The exploration of financial psychology or emotion and money isn’t new. Dr. Jacob Needleman and Olivia Mellan were among the mental health pioneers who raised questions around the psychological side of money in the 1990s. About the same time, two financial advisors, George Kinder and Dick Wagner, co-founded a leaderless group of advisors, coaches and therapists called the Nazrudin Project to explore the area.  

 

The Nazrudin Project spawned scores of books, courses, and organizations and raised the awareness and skill level of financial professionals and therapists.

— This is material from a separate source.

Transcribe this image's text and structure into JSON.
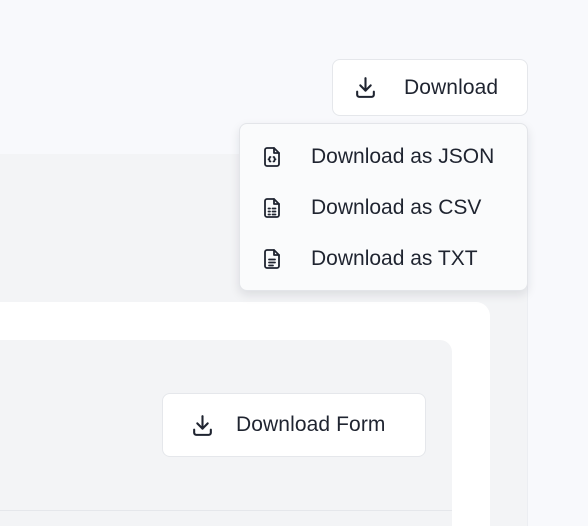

The first financial therapy workshop took place in Nashville, Tennessee in 2003. Since then, organizations have emerged like the Financial Therapy Association to promote the benefits of financial therapy.

 

The Financial Therapy Association

 

The Financial Therapy Association defines financial therapy as follows: “Financial therapy is a process informed by both therapeutic and financial competencies that helps people think, feel, and behave differently with money to improve overall well-being through evidence-based practices and interventions.”

 

The FTA furthers states that: “With this combined approach informed by both therapeutic and financial competencies, financial therapists are equipped to help people reach their financial goals by thoughtfully addressing financial challenges, while at the same time, attending to the emotional, psychological, behavioral, and relational hurdles that are intertwined.”

 

Identifying and understanding your personal approach to money is an essential step on your path to financial well-being. If you have financial goals that you find difficult to put into action, talk with your financial advisor about financial therapy and how it might fit with your financial plan.